Bulgaristan'a her gittiğimde kültür ve eğitim konuları üzerinde de kafa yorarım. Bu konularda Türk olsun Bulgar olsun herkesle tartışırım. En sık uğradığım Tervel kasabasında bir Bulgar arkadaşım bana " Bizim en çalışkan, en iyi insanlarımız Türkiye'ye gitti" diye hayıflandı. Oradaki Romların işe gitmediklerinden, saldırganlık ve hırsızlık yaptıklarından yakındı. Haklıydı adam. Tervel yarı yarıya boşalmıştı. Dulovo ve İsperih'te gördüğünüz canlılığı bu kasabada katiyen göremezsiniz. Burada ne trafikte, ne ticarette ne de kültürde bir canlanma oluşamıyor. Demek ki insan olmayan yerde bütün etkinlikler de yetersiz ve cılız kalıyor. Çok insan olacak ki içlerinden girişken ve atak kişiler ortaya çıksın.
Bulgaristan'ın 2007 yılında Avrupa Birliğine girmesi bir bakıma iyi oldu fakat halkın beklentilerine cevap veremedi. Avrupa her şeyden önce parlak malları ve yüksek fiyatlarıyla giriş yaptı. Oysa Bulgaristan'daki maaşların seviyesi çok düşüktü ve tüketiciler büyük sıkıntılarla karşılaştılar. Avrupa'nın olanaklarından tam manasıyla yararlanabilmek için proje yapma kültürünü benimsemek gerekmektedir. Bu konuda Türk gençlerinin kendilerini yetiştirmeleri vazgeçilmez bir zarurettir. Avrupa Birliğinin azınlıklar için ayırdığı fonlardan da azami biçimde yararlanmak gerekir.

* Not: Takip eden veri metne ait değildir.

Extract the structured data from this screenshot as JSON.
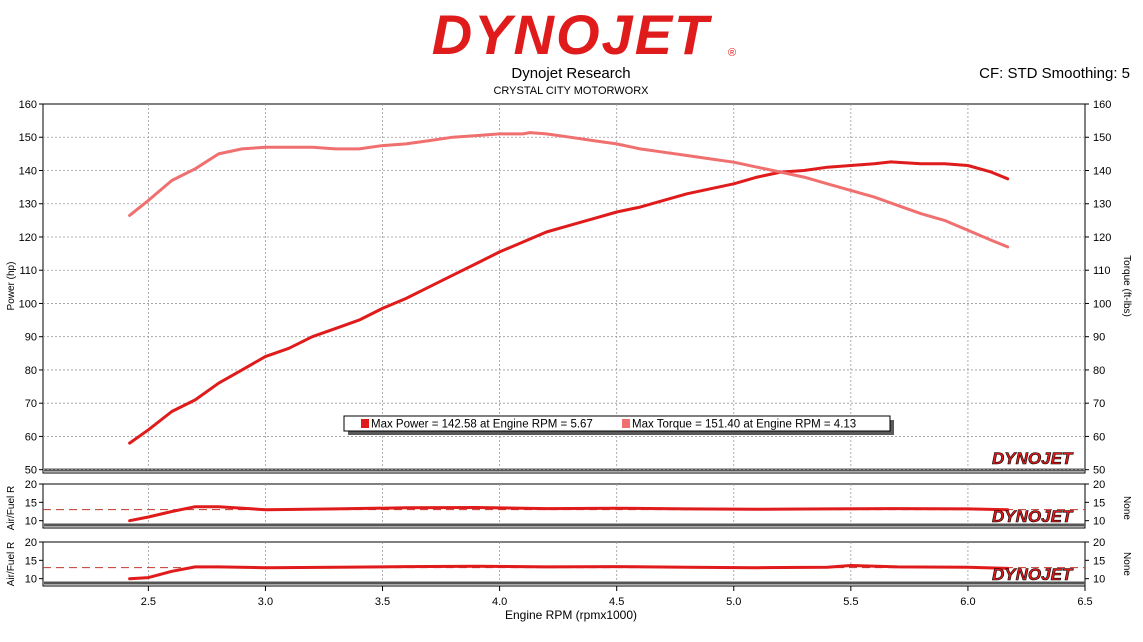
{
  "header": {
    "logo_text": "DYNOJET",
    "logo_symbol": "®",
    "title": "Dynojet Research",
    "subtitle": "CRYSTAL CITY MOTORWORX",
    "cf_label": "CF: STD Smoothing: 5"
  },
  "colors": {
    "power": "#e01b1b",
    "torque": "#f07070",
    "grid": "#9a9a9a",
    "logo": "#e01b1b"
  },
  "watermark": "DYNOJET",
  "legend": [
    {
      "label": "Max Power = 142.58 at Engine RPM = 5.67",
      "color": "#e01b1b"
    },
    {
      "label": "Max Torque = 151.40 at Engine RPM = 4.13",
      "color": "#f07070"
    }
  ],
  "chart_data": [
    {
      "type": "line",
      "title": "",
      "xlabel": "Engine RPM (rpmx1000)",
      "ylabel_left": "Power (hp)",
      "ylabel_right": "Torque (ft-lbs)",
      "xlim": [
        2.05,
        6.5
      ],
      "ylim": [
        49,
        160
      ],
      "yticks": [
        50,
        60,
        70,
        80,
        90,
        100,
        110,
        120,
        130,
        140,
        150,
        160
      ],
      "grid": true,
      "series": [
        {
          "name": "Max Power",
          "x": [
            2.42,
            2.5,
            2.6,
            2.7,
            2.8,
            2.9,
            3.0,
            3.1,
            3.2,
            3.3,
            3.4,
            3.5,
            3.6,
            3.7,
            3.8,
            3.9,
            4.0,
            4.1,
            4.2,
            4.3,
            4.4,
            4.5,
            4.6,
            4.7,
            4.8,
            4.9,
            5.0,
            5.1,
            5.2,
            5.3,
            5.4,
            5.5,
            5.6,
            5.67,
            5.8,
            5.9,
            6.0,
            6.1,
            6.17
          ],
          "values": [
            58,
            62,
            67.5,
            71,
            76,
            80,
            84,
            86.5,
            90,
            92.5,
            95,
            98.5,
            101.5,
            105,
            108.5,
            112,
            115.5,
            118.5,
            121.5,
            123.5,
            125.5,
            127.5,
            129,
            131,
            133,
            134.5,
            136,
            138,
            139.5,
            140,
            141,
            141.5,
            142,
            142.58,
            142,
            142,
            141.5,
            139.5,
            137.5
          ]
        },
        {
          "name": "Max Torque",
          "x": [
            2.42,
            2.5,
            2.6,
            2.7,
            2.8,
            2.9,
            3.0,
            3.1,
            3.2,
            3.3,
            3.4,
            3.5,
            3.6,
            3.7,
            3.8,
            3.9,
            4.0,
            4.1,
            4.13,
            4.2,
            4.3,
            4.4,
            4.5,
            4.6,
            4.7,
            4.8,
            4.9,
            5.0,
            5.1,
            5.2,
            5.3,
            5.4,
            5.5,
            5.6,
            5.7,
            5.8,
            5.9,
            6.0,
            6.1,
            6.17
          ],
          "values": [
            126.5,
            131,
            137,
            140.5,
            145,
            146.5,
            147,
            147,
            147,
            146.5,
            146.5,
            147.5,
            148,
            149,
            150,
            150.5,
            151,
            151,
            151.4,
            151,
            150,
            149,
            148,
            146.5,
            145.5,
            144.5,
            143.5,
            142.5,
            141,
            139.5,
            138,
            136,
            134,
            132,
            129.5,
            127,
            125,
            122,
            119,
            117
          ]
        }
      ]
    },
    {
      "type": "line",
      "title": "",
      "xlabel": "",
      "ylabel_left": "Air/Fuel R",
      "ylabel_right": "None",
      "xlim": [
        2.05,
        6.5
      ],
      "ylim": [
        8,
        20
      ],
      "yticks": [
        10,
        15,
        20
      ],
      "reference_line": 13,
      "series": [
        {
          "name": "",
          "x": [
            2.42,
            2.5,
            2.6,
            2.7,
            2.8,
            3.0,
            3.3,
            3.6,
            3.9,
            4.2,
            4.5,
            4.8,
            5.1,
            5.4,
            5.7,
            6.0,
            6.17
          ],
          "values": [
            10,
            11,
            12.5,
            13.8,
            13.8,
            13,
            13.2,
            13.5,
            13.6,
            13.3,
            13.4,
            13.2,
            13.1,
            13.2,
            13.3,
            13.2,
            13
          ]
        }
      ]
    },
    {
      "type": "line",
      "title": "",
      "xlabel": "Engine RPM (rpmx1000)",
      "ylabel_left": "Air/Fuel R",
      "ylabel_right": "None",
      "xlim": [
        2.05,
        6.5
      ],
      "ylim": [
        8,
        20
      ],
      "yticks": [
        10,
        15,
        20
      ],
      "xticks": [
        2.5,
        3.0,
        3.5,
        4.0,
        4.5,
        5.0,
        5.5,
        6.0,
        6.5
      ],
      "xticklabels": [
        "2.5",
        "3.0",
        "3.5",
        "4.0",
        "4.5",
        "5.0",
        "5.5",
        "6.0",
        "6.5"
      ],
      "reference_line": 13,
      "series": [
        {
          "name": "",
          "x": [
            2.42,
            2.5,
            2.6,
            2.7,
            2.8,
            3.0,
            3.3,
            3.6,
            3.9,
            4.2,
            4.5,
            4.8,
            5.1,
            5.4,
            5.5,
            5.7,
            6.0,
            6.17
          ],
          "values": [
            10,
            10.3,
            12,
            13.2,
            13.2,
            13,
            13.1,
            13.3,
            13.4,
            13.2,
            13.3,
            13.1,
            13,
            13.1,
            13.6,
            13.2,
            13.1,
            12.8
          ]
        }
      ]
    }
  ]
}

Ömrümüzü Türkiye'de geçirmekle birlikte ilk vatanımız Bulgaristan'dan ve burada yaşayan soydaşlarımızdan kopmamaya özen gösteriyoruz. Buradaki akrabalarla ve dostlarla ilişkilerimizi de sıcak tutmaya çalışıyoruz. Kimi gazeteler ve tv aracılığı ile, kimi de internet bağı ile Bulgaristan'ın sosyo-ekonomik gelişmesini izlemeye devam ediyoruz. Bulgaristan'a geldikçe konular üzerine daha da çok yoğunlaşıyoruz. Ne de olsa burada doğduk, burada yetiştik, burada olgunluğa eriştik.
Bazen insanların başına hiç hayal etmedikleri, hiç beklemedikleri durumlar da gelebiliyor. Onun için zaman zaman kendimize ve çevremize sormakta yarar var: ne idik, ne olduk, ne olacağız? Allah sonumuzu iyi eylesin.